Peter Sinclair : Nous avons en effet identifié deux points qui nous semblent très importants : la question de l’écoute en mouvement d’une part, et la façon dont cette écoute construit de nouvelles narrations et des compositions originales. Cette partie vient de mes recherches doctorales sur les questions de sonification au sein duquel la question de la mobilité devenait primordiale. Suite à ces recherches nous nous sommes penchés sur l’influence de la mobilité sur l’écoute, un de nos grands axes, suivi de celui des nouveaux auditoriums,. Ces recherches découlent peut-être d’avantage de travaux que nous avons menés sur « l’organologie d’internet » (science visant à se servir de l’espace virtuel d’internet, le cyberespace, pour produire du son comme avec un instrument) sur le fait que ces technologies créent de nouveaux espaces, de nouvelles acoustiques et de nouvelles habitudes d’écoute. Les questions sur la mobilité et les auditoriums, que nous fassions la distinction entre écouter des sons alors que nous nous déplaçons dans l’espace et les espaces qui sont normalement dédiés à l’écoute (salle de concert, club, galerie, etc.) Evidemment ces deux questions se croisent, le salon ou le bureau peuvent devenir des auditoriums, l’écoute en mouvement au casque est aussi une forme d’auditorium mobile, etc. Il y a un an nous avons organisé un symposium sur les thématiques de l’audio-mobilité, en ayant initié en amont un recrutement de jeunes artistes et théoriciens qui travaillaient sur ces questions. 


2009 - Workshop New Atlantis à l'ESA Aix - Avec la participation des chercheur s du Laboratoire Locus Sonus et les enseignantst et étudiants de SAIC Chicago

Le projet sur lequel vous travaillez beaucoup également actuellement c’est New Atlantis. De quoi s’agit-il exactement ?

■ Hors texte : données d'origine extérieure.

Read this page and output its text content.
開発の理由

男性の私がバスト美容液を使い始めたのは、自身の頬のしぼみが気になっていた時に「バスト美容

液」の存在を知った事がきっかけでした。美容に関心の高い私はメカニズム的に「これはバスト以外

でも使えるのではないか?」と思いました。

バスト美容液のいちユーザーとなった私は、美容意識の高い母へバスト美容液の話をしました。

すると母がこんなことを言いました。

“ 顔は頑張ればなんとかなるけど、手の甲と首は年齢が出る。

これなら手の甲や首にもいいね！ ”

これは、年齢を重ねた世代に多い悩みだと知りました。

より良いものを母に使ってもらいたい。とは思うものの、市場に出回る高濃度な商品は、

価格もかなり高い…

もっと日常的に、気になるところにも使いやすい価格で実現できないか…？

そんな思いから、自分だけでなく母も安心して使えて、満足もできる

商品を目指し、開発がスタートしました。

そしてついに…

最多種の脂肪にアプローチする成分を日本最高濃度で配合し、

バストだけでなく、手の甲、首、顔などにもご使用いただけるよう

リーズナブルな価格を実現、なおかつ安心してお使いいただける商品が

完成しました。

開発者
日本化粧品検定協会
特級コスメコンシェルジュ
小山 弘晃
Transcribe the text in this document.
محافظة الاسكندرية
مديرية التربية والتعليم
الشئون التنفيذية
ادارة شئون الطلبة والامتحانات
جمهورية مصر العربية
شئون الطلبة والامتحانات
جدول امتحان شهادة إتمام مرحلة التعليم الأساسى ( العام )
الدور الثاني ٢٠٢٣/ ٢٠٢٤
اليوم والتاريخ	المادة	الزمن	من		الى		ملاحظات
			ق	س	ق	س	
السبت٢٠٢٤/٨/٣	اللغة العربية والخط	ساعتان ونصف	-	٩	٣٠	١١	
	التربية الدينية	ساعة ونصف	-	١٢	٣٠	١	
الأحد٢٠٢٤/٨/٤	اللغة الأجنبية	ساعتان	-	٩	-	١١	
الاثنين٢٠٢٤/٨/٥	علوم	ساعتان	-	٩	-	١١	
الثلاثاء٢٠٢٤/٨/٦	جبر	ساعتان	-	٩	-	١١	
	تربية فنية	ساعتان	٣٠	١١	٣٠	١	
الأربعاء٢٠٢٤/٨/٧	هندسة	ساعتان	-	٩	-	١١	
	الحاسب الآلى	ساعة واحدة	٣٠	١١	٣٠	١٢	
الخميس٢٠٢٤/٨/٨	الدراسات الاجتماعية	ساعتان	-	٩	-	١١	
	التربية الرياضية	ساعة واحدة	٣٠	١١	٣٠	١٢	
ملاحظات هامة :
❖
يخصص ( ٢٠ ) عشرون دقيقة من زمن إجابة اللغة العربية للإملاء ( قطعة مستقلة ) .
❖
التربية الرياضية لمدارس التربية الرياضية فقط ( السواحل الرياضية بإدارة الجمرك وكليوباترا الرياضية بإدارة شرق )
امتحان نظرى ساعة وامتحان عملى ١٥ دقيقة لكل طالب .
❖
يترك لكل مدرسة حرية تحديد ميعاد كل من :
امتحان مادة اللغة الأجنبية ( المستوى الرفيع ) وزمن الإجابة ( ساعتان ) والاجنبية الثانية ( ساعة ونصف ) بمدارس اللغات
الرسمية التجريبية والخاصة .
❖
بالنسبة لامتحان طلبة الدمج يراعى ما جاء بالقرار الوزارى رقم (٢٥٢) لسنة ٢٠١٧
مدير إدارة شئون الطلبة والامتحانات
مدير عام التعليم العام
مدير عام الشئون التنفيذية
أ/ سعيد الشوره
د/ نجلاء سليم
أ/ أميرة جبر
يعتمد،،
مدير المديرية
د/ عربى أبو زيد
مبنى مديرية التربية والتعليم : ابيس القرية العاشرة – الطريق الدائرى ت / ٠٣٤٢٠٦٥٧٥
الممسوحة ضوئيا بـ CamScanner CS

Le projet New Atlantis nait en 2006 d’une rencontre entre Locus Sonus et les ateliers d’images virtuelles de la School of The Art Institute of Chicago (SAIC), un labo d’images virtuelles plutôt conséquent. Dans un premier temps il s’agissait d’un travail avec un groupe d’étudiants sur Second Life, où nous avons imaginé pouvoir créer un atelier de création sonore. Nous nous sommes rapidement aperçus que Second Life était très pauvre dans ce domaine. Grâce à la School of The Art Institute of Chicago nous nous sommes lancés dans la création d’un véritable monde virtuel qui nous soit propre et qui soit dédié à l’expérimentation sonore, avec une architecture qui permet de créer du son en ligne. Le principe de base étant que toute chose présente dans ce monde pouvait produire un son, avait une caractéristique sonore ou acoustique, que ce soit une texture en 3D ou un objet. Cela permettait de créer des espaces acoustiques assez « naturels », un peu comme dans notre monde. Un travail de titan sur lequel nous travaillons activement, particulièrement depuis un an, grâce aux technologies de programmation beaucoup plus efficaces qu’il y a 10 ans. Nous allons présenter le résultat au Cube en janvier, partagé en ligne entre Chicago, Aix et Paris.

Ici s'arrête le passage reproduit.